Priority Challenge #5: Mental Health & Trauma - Challenge Map

Priority Challenge #5: Mental Health & Trauma

Mental health & trauma is a persistent challenge: it ranked as practitioners’ number one priority challenge in 2019, and continues to be a priority challenge in 2020.

COVID-19 has produced widespread stress, anxiety, and fear. As school closures occurred suddenly, and the separation from friends and some family members were not anticipated, educators report that students are experiencing trauma from both social isolation and fear of the unknown. Many children are experiencing overwhelming sadness, worry, and confusion, which makes concentrating on learning difficult. During remote learning, some teachers shifted their planned lessons to provide additional social and emotional support for their students.

Many of our students are already struggling through traumatic environments. Being away from school has increased students feeling lost and in survival mode.
Elementary school teacher

The impacts of the pandemic have been more pronounced for students already dealing with mental health issues and other adverse or abusive experiences in their home lives. During remote learning, being away from the resources, relationships, and safe haven that school provides can be devastating. At a time when children and youth already experiencing anxiety and depression may have heightened symptoms, the availability of treatment is limited and some key interventions are challenging to access remotely. Addressing traumatic events is especially difficult for school communities when students and teachers are not able to process their emotions in person with caregivers, professionals, and others who understand their experiences.

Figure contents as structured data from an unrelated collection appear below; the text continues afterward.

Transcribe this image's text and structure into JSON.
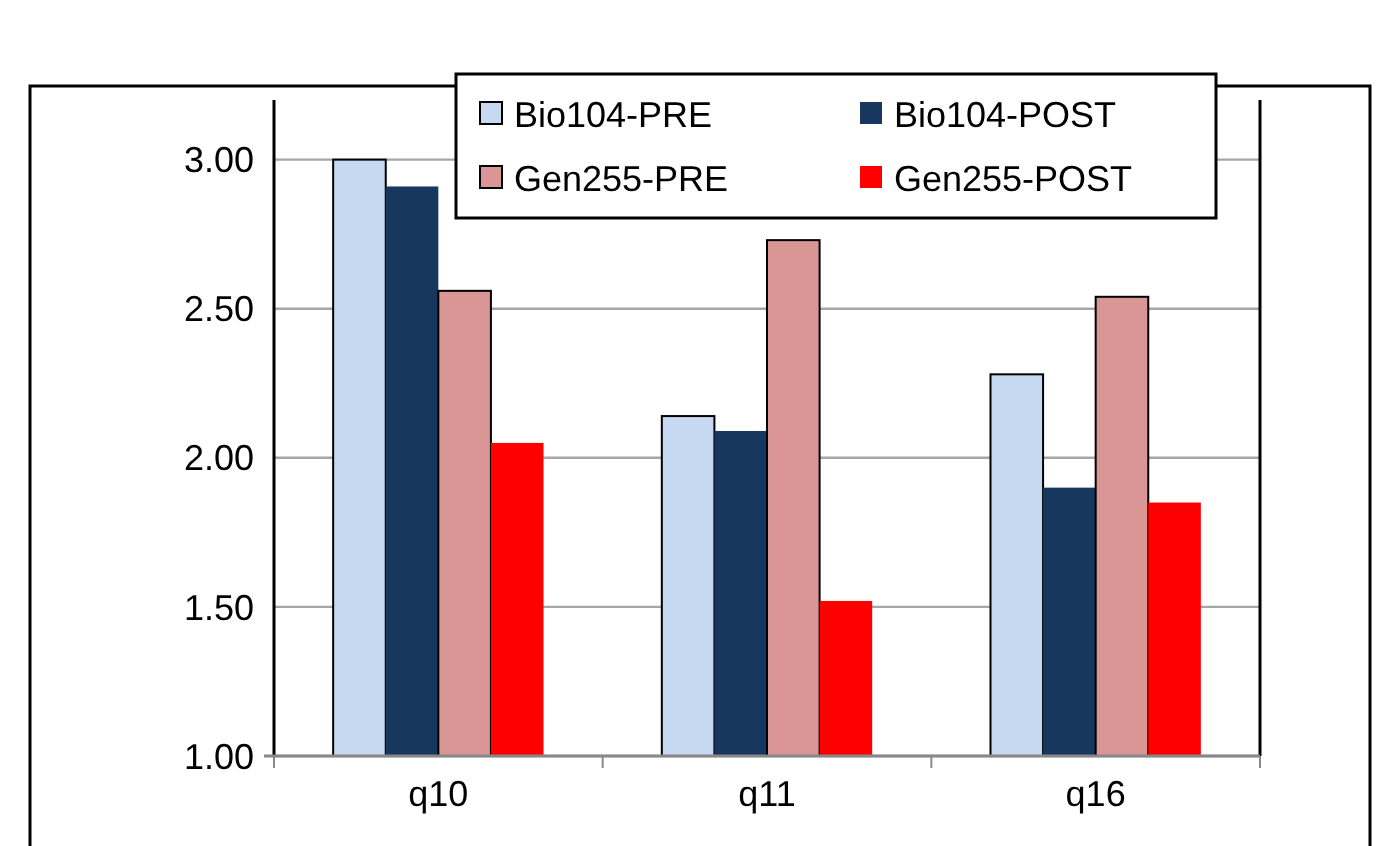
{
  "chart_data": {
    "type": "bar",
    "categories": [
      "q10",
      "q11",
      "q16"
    ],
    "series": [
      {
        "name": "Bio104-PRE",
        "color": "#c6d9f1",
        "values": [
          3.0,
          2.14,
          2.28
        ]
      },
      {
        "name": "Bio104-POST",
        "color": "#17375e",
        "values": [
          2.91,
          2.09,
          1.9
        ]
      },
      {
        "name": "Gen255-PRE",
        "color": "#d99694",
        "values": [
          2.56,
          2.73,
          2.54
        ]
      },
      {
        "name": "Gen255-POST",
        "color": "#ff0000",
        "values": [
          2.05,
          1.52,
          1.85
        ]
      }
    ],
    "ylim": [
      1,
      3.2
    ],
    "yticks": [
      {
        "value": 1,
        "label": "1.00"
      },
      {
        "value": 1.5,
        "label": "1.50"
      },
      {
        "value": 2,
        "label": "2.00"
      },
      {
        "value": 2.5,
        "label": "2.50"
      },
      {
        "value": 3,
        "label": "3.00"
      }
    ],
    "grid": "y",
    "legend": "top"
  }
}
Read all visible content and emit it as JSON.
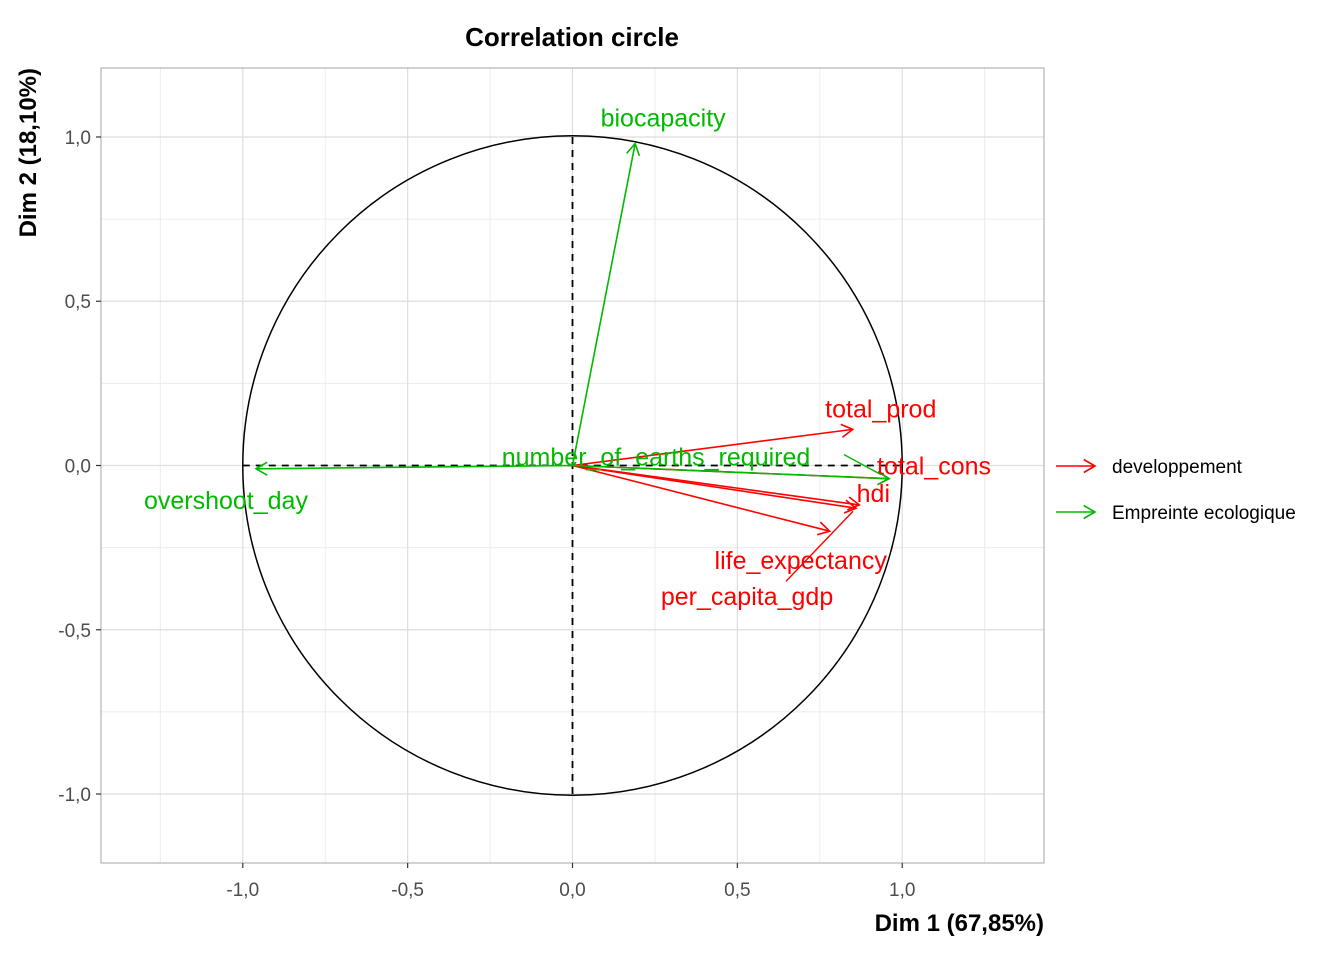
{
  "chart_data": {
    "type": "scatter",
    "title": "Correlation circle",
    "xlabel": "Dim 1 (67,85%)",
    "ylabel": "Dim 2 (18,10%)",
    "xlim": [
      -1.43,
      1.43
    ],
    "ylim": [
      -1.21,
      1.21
    ],
    "x_ticks": [
      -1.0,
      -0.5,
      0.0,
      0.5,
      1.0
    ],
    "x_tick_labels": [
      "-1,0",
      "-0,5",
      "0,0",
      "0,5",
      "1,0"
    ],
    "y_ticks": [
      -1.0,
      -0.5,
      0.0,
      0.5,
      1.0
    ],
    "y_tick_labels": [
      "-1,0",
      "-0,5",
      "0,0",
      "0,5",
      "1,0"
    ],
    "grid": true,
    "unit_circle": true,
    "legend_position": "right",
    "series": [
      {
        "name": "developpement",
        "color": "#ff0000",
        "variables": [
          {
            "label": "total_prod",
            "x": 0.85,
            "y": 0.11
          },
          {
            "label": "total_cons",
            "x": 0.96,
            "y": -0.04
          },
          {
            "label": "hdi",
            "x": 0.87,
            "y": -0.12
          },
          {
            "label": "life_expectancy",
            "x": 0.78,
            "y": -0.2
          },
          {
            "label": "per_capita_gdp",
            "x": 0.86,
            "y": -0.13
          }
        ]
      },
      {
        "name": "Empreinte ecologique",
        "color": "#00ba00",
        "variables": [
          {
            "label": "biocapacity",
            "x": 0.19,
            "y": 0.98
          },
          {
            "label": "number_of_earths_required",
            "x": 0.96,
            "y": -0.04
          },
          {
            "label": "overshoot_day",
            "x": -0.96,
            "y": -0.01
          }
        ]
      }
    ]
  }
}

“We had a student commit suicide at the beginning of the school closures and we have had many others struggling with mental health. [Many of these] students do not have access to telemedicine, or their only access to care was at school.”
– High school teacher

Education leaders are considering the return to school, and wondering how they can provide appropriate mental health supports for students with insufficient resources.

“We can’t even begin to imagine how this crisis will impact our students’ ability to learn when they return. Will they feel safe in the building? What situations in their home will impact their overall mental health? We have far more questions than answers. Mental health needs will certainly increase, but we will have the same capacity to support them.”